Und schließlich noch ein klein großer Wettkampf:
Ersteinmal
zur Situation: Ich muss mich ja irgendwie selbst versorgen. Laura und
ich sind ziemlich gut darin, jeweilige Zutaten in einen Topf zu
werfen und mit ein bisschen Salz und Pfeffer etwas leckeres zu
zaubern. Vorhanden ist ein Gasherd und Töpfe und Pfannen. Obst und
Gemüse gibt es hier reichlich, Dosenwaren aber nicht. Auch Tiefkühlkost ist hier mehr als unüblich.
Das
größte Problem ist einfach die fehlende Milch. Keine Milch heißt kein Käse, kein Quark, keine Sahne, etc. Und darüber stolpert man doch öfters einmal, so eine Scheibe Käse obendrauf und alles wäre in Butter. Hier gibt es zwar
Milchpulver on mass aber Milch ist das nicht wirklich. Da wir drei
gerne und abwechslungsreich Essen, haben wir mittlerweile ein
Rezeptebuch der besten Gerichte angefangen. Da sind jetzt noch einige
Seiten leer, und Ihr habt die Chance die Seiten aufzufüllen.
Der
Wettkampf lautet wie folgt:
Findet
für uns armen Freiwilligen ein leckeres Essen, schickt mir in den
Kommentaren das Rezept und was sonst dazu gehört. Wir werden dann
alle möglichen Gerichte nachkochen und entscheiden welches das Beste
ist. Die Gerichte, ob zum Frühstück, Mittagessen, oder
zwischendurch sollte vegetarisch und köstlich sein. Einsendeschluss ist dann, wenn wir satt sind ;)
Der
oder die Gewinner bekommen eine Postkarte geschrieben, von mir
selbst, und sie dürfen sich darüber gewiss sein unser Rezeptbuch
vervollständigt zu haben.
Ich
freue mich über eure Kommentare und Rezepte, und denkt dran keine Milch (Heul!!).
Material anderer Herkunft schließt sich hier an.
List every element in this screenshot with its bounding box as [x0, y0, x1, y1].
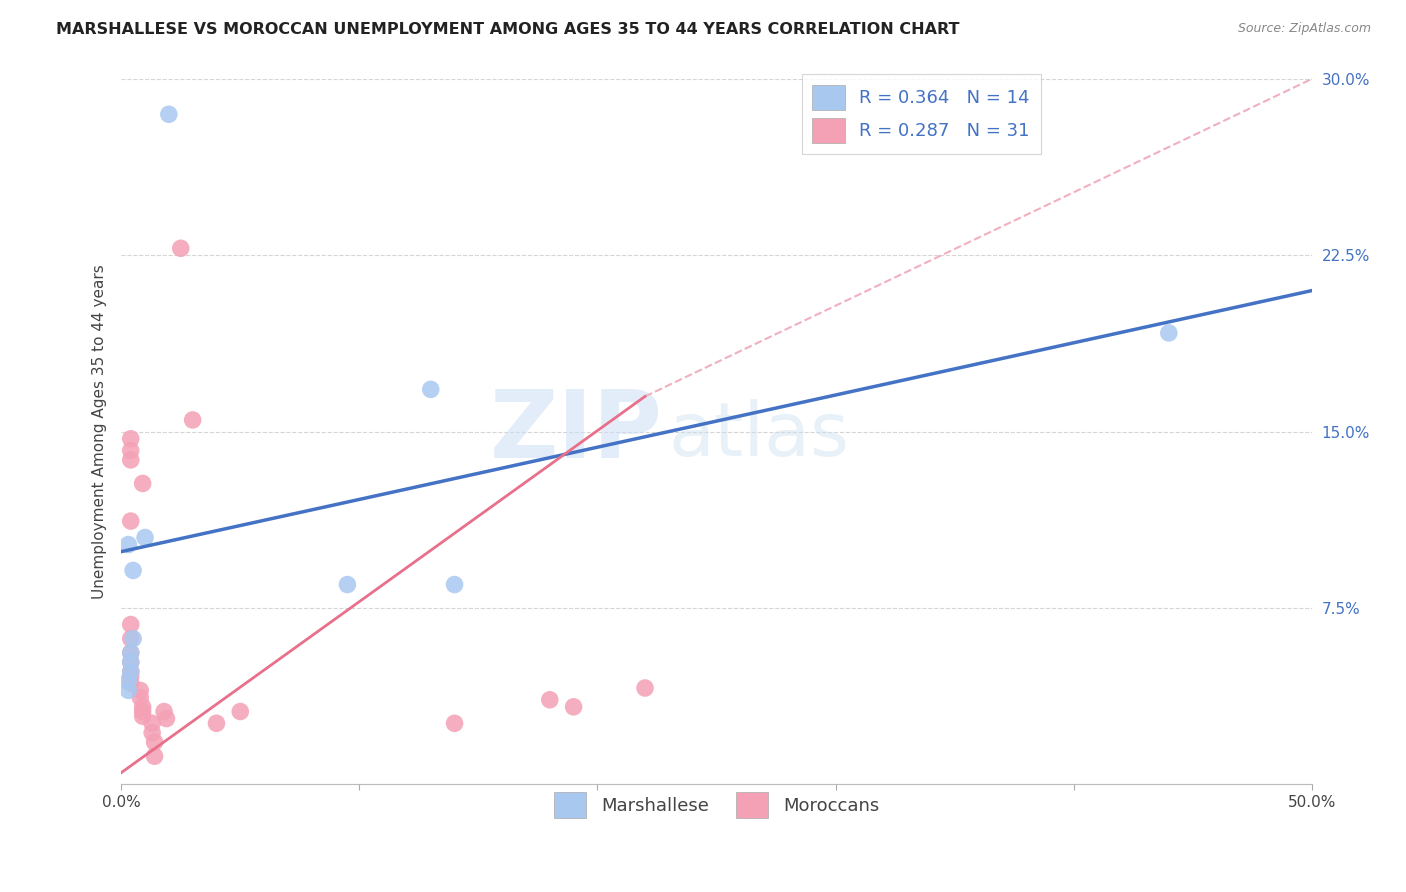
Point — [134, 531, 156, 545]
Point — [153, 705, 176, 719]
Point — [120, 669, 142, 683]
Point — [443, 577, 465, 591]
Point — [120, 617, 142, 632]
Point — [143, 735, 166, 749]
Point — [443, 716, 465, 731]
Point — [143, 749, 166, 764]
Text: atlas: atlas — [669, 399, 849, 472]
Point — [155, 712, 177, 726]
Point — [131, 705, 153, 719]
Point — [120, 665, 142, 679]
Point — [117, 538, 139, 552]
Point — [131, 709, 153, 723]
Point — [634, 681, 657, 695]
Point — [129, 683, 152, 698]
Point — [120, 514, 142, 528]
Point — [120, 665, 142, 679]
Point — [141, 716, 163, 731]
Legend: Marshallese, Moroccans: Marshallese, Moroccans — [547, 785, 886, 825]
Point — [538, 693, 561, 707]
Point — [120, 432, 142, 446]
Text: MARSHALLESE VS MOROCCAN UNEMPLOYMENT AMONG AGES 35 TO 44 YEARS CORRELATION CHART: MARSHALLESE VS MOROCCAN UNEMPLOYMENT AMO… — [56, 22, 960, 37]
Point — [157, 107, 180, 121]
Point — [181, 413, 204, 427]
Point — [131, 476, 153, 491]
Point — [117, 673, 139, 688]
Point — [170, 241, 193, 255]
Point — [122, 632, 145, 646]
Point — [120, 655, 142, 669]
Text: Source: ZipAtlas.com: Source: ZipAtlas.com — [1237, 22, 1371, 36]
Point — [120, 646, 142, 660]
Point — [141, 725, 163, 739]
Point — [336, 577, 359, 591]
Point — [1157, 326, 1180, 340]
Point — [120, 632, 142, 646]
Point — [120, 676, 142, 690]
Point — [129, 690, 152, 705]
Point — [120, 453, 142, 467]
Point — [120, 646, 142, 660]
Text: ZIP: ZIP — [491, 385, 662, 478]
Point — [131, 699, 153, 714]
Point — [419, 383, 441, 397]
Point — [562, 699, 585, 714]
Point — [229, 705, 252, 719]
Point — [120, 655, 142, 669]
Point — [122, 564, 145, 578]
Point — [205, 716, 228, 731]
Y-axis label: Unemployment Among Ages 35 to 44 years: Unemployment Among Ages 35 to 44 years — [93, 264, 107, 599]
Point — [117, 683, 139, 698]
Point — [120, 443, 142, 458]
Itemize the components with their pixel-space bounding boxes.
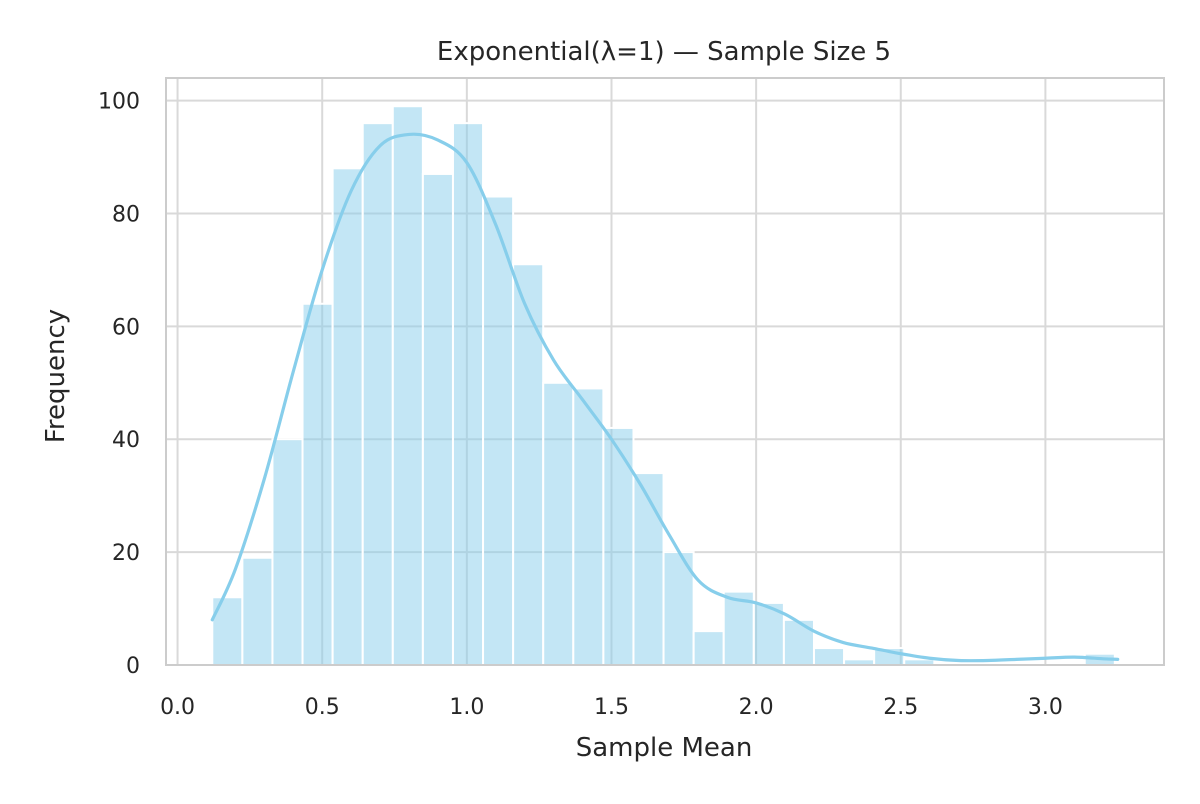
histogram-bar [451, 122, 485, 666]
histogram-bar [482, 195, 515, 666]
y-tick-label: 20 [112, 541, 140, 566]
histogram-bar [241, 556, 274, 667]
x-tick-label: 0.0 [160, 695, 195, 720]
x-tick-label: 2.0 [739, 695, 774, 720]
x-tick-label: 2.5 [883, 695, 918, 720]
histogram-bars [211, 105, 1116, 667]
plot-frame [165, 77, 1165, 666]
x-tick-label: 1.0 [449, 695, 484, 720]
kde-curve [210, 132, 1120, 663]
histogram-bar [271, 438, 304, 666]
y-tick-label: 100 [98, 90, 140, 115]
histogram-bar [331, 167, 364, 667]
histogram-bar [632, 472, 665, 666]
kde-curve-layer [210, 132, 1120, 663]
x-tick-label: 0.5 [305, 695, 340, 720]
histogram-bar [361, 122, 394, 666]
histogram-bar [512, 263, 545, 666]
histogram-bar [752, 601, 785, 666]
x-axis-title: Sample Mean [576, 733, 753, 763]
y-tick-label: 40 [112, 428, 140, 453]
y-tick-label: 80 [112, 202, 140, 227]
y-axis-ticks: 0 20 40 60 80 100 [98, 90, 140, 679]
histogram-bar [782, 618, 815, 666]
y-tick-label: 0 [126, 654, 140, 679]
histogram-bar [542, 381, 575, 666]
y-axis-title: Frequency [41, 309, 71, 443]
histogram-bar [692, 630, 725, 667]
x-tick-label: 1.5 [594, 695, 629, 720]
y-tick-label: 60 [112, 315, 140, 340]
histogram-bar [812, 647, 846, 667]
chart-title: Exponential(λ=1) — Sample Size 5 [437, 37, 891, 67]
histogram-bar [662, 551, 695, 666]
histogram-bar [391, 105, 424, 667]
histogram-bar [572, 387, 605, 666]
x-tick-label: 3.0 [1028, 695, 1063, 720]
histogram-bar [301, 302, 334, 666]
x-axis-ticks: 0.0 0.5 1.0 1.5 2.0 2.5 3.0 [160, 695, 1063, 720]
histogram-bar [421, 172, 454, 666]
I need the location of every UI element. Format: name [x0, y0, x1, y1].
Noch ein kleiner Nachtrag: Ich habe ein paar Fotos, von Besuch, Wohnung und Schule angefügt. Schaut euch auch mal die letzten Einträge an. Zusätzlich versuche ich gerade eine Galerie zu bauen, das Internet hier ist aber zu langsam um die Seite zu laden. Da denke ich mir noch etwas aus.